Гром спит в колоколах - Станислав Васильевич Мелешин
Она сама, конечно, будет работать учительницей.
Вера Павловна прилегла на кушетку, укрылась шалью, согрелась, но не могла уснуть.
Думала о нем, вспоминала встречи и то, как всякий раз, когда он приходил, у нее всегда испуганно екало сердце, словно Андрей Кузьмич пришел не в гости, а проститься навсегда. И всякий раз ей представлялось, что однажды он придет без усов и скажет: вот взял и сбрил, потому что улыбаться мешают, а ей неловко будет спрашивать, что это вдруг на него нашло, и она отметит про себя, что, пожалуй, без усов он стал бы моложе и симпатичней, и корила себя за эти наивные, бабьи выдумки.
Она никак не могла вспомнить, когда же они впервые поцеловались, наверное, в одну из встреч, в которой он поведал ей, что родом он из Казахстана, родился в зеленом селе, в большой юрте рядом с юртой родственников Чокана Валиханова — великого казахского ученого, географа, путешественника и поэта. В Ташкентском университете закончил географический факультет, проходил военную службу и, стесняясь, еще поведал, что награжден двумя медалями: «За отвагу» и «За трудовое отличие».
Тогда, при встрече, так же за окном хлестал ливень, по небу прокатывались громы, вспыхивали молнии, а он расписывал ей казахстанские волшебные степи и слепящие глаз сатанинским пожаром тюльпаны.
Как все это хорошо и красиво получалось: стылой ночью тюльпаны засыпают, прислоняются друг к другу, а утром, когда солнце высушит на их лепестках росу и начнет поливать степь горячим желтым воздухом, в зарослях ковыля, чабреца и вереска дружно, разом вспыхивают и пылают ярко-красные острова тюльпаньего царства. Мимо них по пескам плывут неслышно в знойном мареве табуны лошадей, раздувая ноздри навстречу холодным водам арыка…
Они спешат мимо нефтяных вышек, бесконечных труб газопровода, а перед ними — дороги от Янги-Юля до бывшей Голодной, а теперь благодатной степи.

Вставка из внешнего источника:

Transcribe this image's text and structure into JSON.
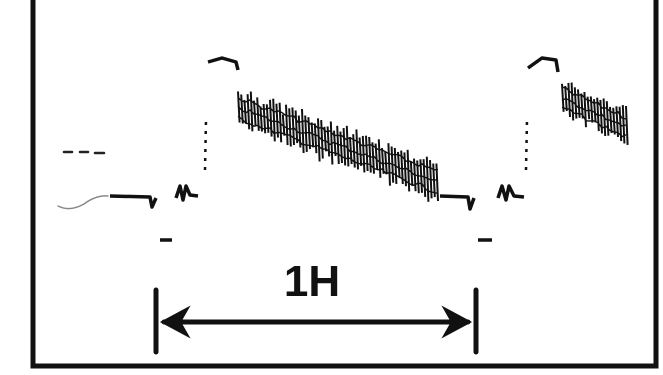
{
  "diagram": {
    "period_label": "1H",
    "colors": {
      "ink": "#111111",
      "background": "#ffffff",
      "frame": "#111111"
    }
  }
}
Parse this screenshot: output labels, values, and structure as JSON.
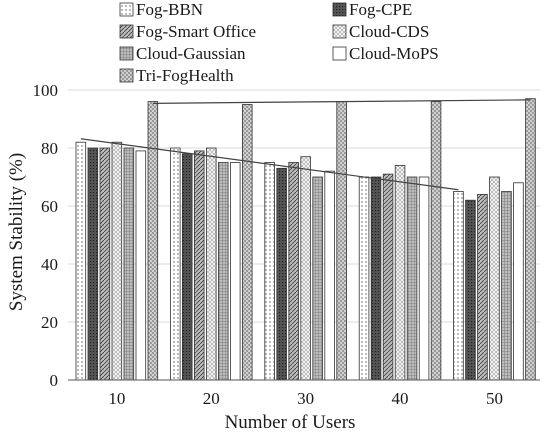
{
  "chart_data": {
    "type": "bar",
    "xlabel": "Number of Users",
    "ylabel": "System Stability (%)",
    "categories": [
      "10",
      "20",
      "30",
      "40",
      "50"
    ],
    "ylim": [
      0,
      100
    ],
    "yticks": [
      "0",
      "20",
      "40",
      "60",
      "80",
      "100"
    ],
    "grid": true,
    "legend_placement": "top",
    "series": [
      {
        "name": "Fog-BBN",
        "values": [
          82,
          80,
          75,
          70,
          65
        ],
        "pattern": "dots"
      },
      {
        "name": "Fog-CPE",
        "values": [
          80,
          78,
          73,
          70,
          62
        ],
        "pattern": "dense"
      },
      {
        "name": "Fog-Smart Office",
        "values": [
          80,
          79,
          75,
          71,
          64
        ],
        "pattern": "diag"
      },
      {
        "name": "Cloud-CDS",
        "values": [
          82,
          80,
          77,
          74,
          70
        ],
        "pattern": "cross"
      },
      {
        "name": "Cloud-Gaussian",
        "values": [
          80,
          75,
          70,
          70,
          65
        ],
        "pattern": "grid"
      },
      {
        "name": "Cloud-MoPS",
        "values": [
          79,
          75,
          72,
          70,
          68
        ],
        "pattern": "plain"
      },
      {
        "name": "Tri-FogHealth",
        "values": [
          96,
          95,
          96,
          96,
          97
        ],
        "pattern": "checker"
      }
    ]
  }
}
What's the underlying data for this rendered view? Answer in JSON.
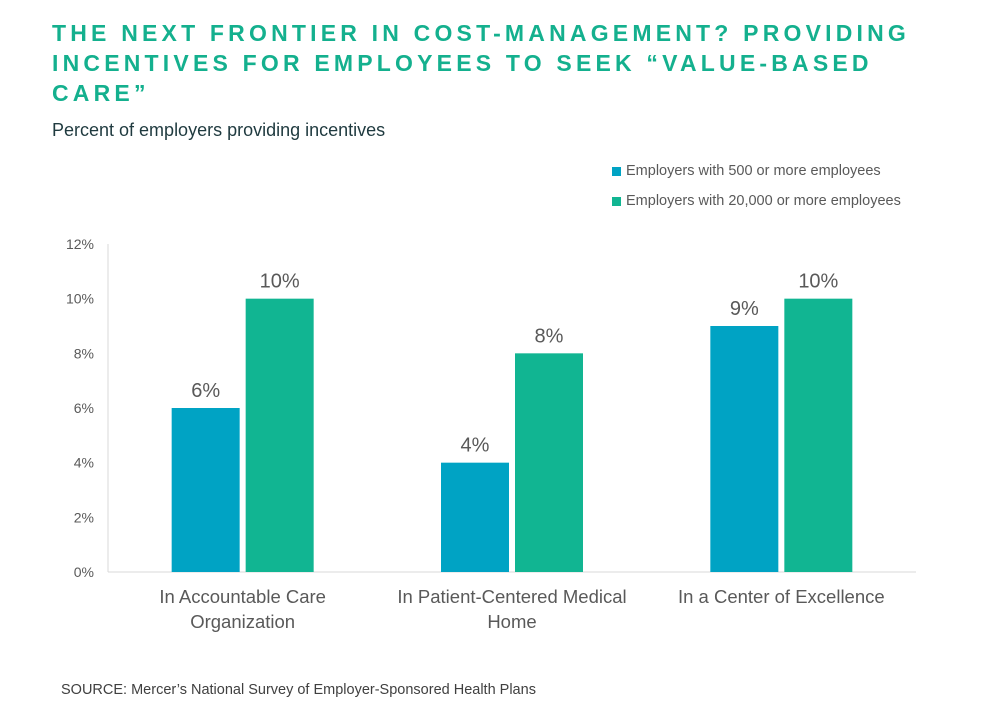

Да, Андрей Кузьмич по-своему и поэт и художник. А что она еще о нем знает? Был женат. Жена его, тоже топограф, погибла в отрогах Сихотэ-Алиня.
А вот муж Веры Павловны не погиб, а просто умер, он был хорошим, смелым человеком, любившим ее до безумия.
Она слушала Андрея Кузьмича с каким-то безотчетным благоговением. Нет, что ни говори, а усы ему шли… И когда он ей сказал: «Ну, мне пора…» — и поднялся, она решила: «Никуда я тебя не отпущу в такую погоду, а то еще ненароком пришибет громом по дороге», — постелила ему на кушетке, не боясь пересудов соседей, которых она мысленно отослала к черту, пропади они… Но он застеснялся, трудно задышал, будто ему не хватало воздуха, взял ее обе руки в свои руки и накрыл ладонями. Уютные были ладони!
Пояснил, что грозы он не боится, ему не привыкать, и дело тут не в грохоте громов и взрывах молний, а просто по долгу службы ему необходимо находиться в части — утром заступать на дежурство.
Она грустно прошептала: «Ах, Андрей Кузьмич, Андрей Кузьмич…» — и проводила его до крыльца. Они постояли немного, обнялись, и когда он сказал: «До встречи, Вера, до встречи», — она поцеловала его глаза и нашла губы. А потом, отпрянув, засмеялась, словно извинялась: «Это я поцеловала тебя, Андрюша, на всякий случай — от грома и молнии», — и заплакала. Но он не видел ее слез.
Да, это был их первый поцелуй. И вот сегодня Андрей уезжает. Вера Павловна поднялась, из зеркала на нее глянула не она, а какое-то растерянное и счастливое, глупое лицо. Зеркало ее не обманывало. Значит, у бога лимит на любовь еще не израсходован!
Уснули в небе громы, погасли молнии, отшумели ливни, застыла притихшая Урал-река, шепот и шуршание листопада, только-только просыпались на семи степных ветрах завод и город, просыпались люди.
Пора на вокзал. Пора провожать родного человека на край земли, где он будет нести свою службу, ждать и верить, что от проводов до встречи не так уж много пройдет времени.
Неожиданным подарком к утру, к самому рассвету выпал чистый, нежный, первый снег, снежок — и не было печали. Ну, что ж… Пора!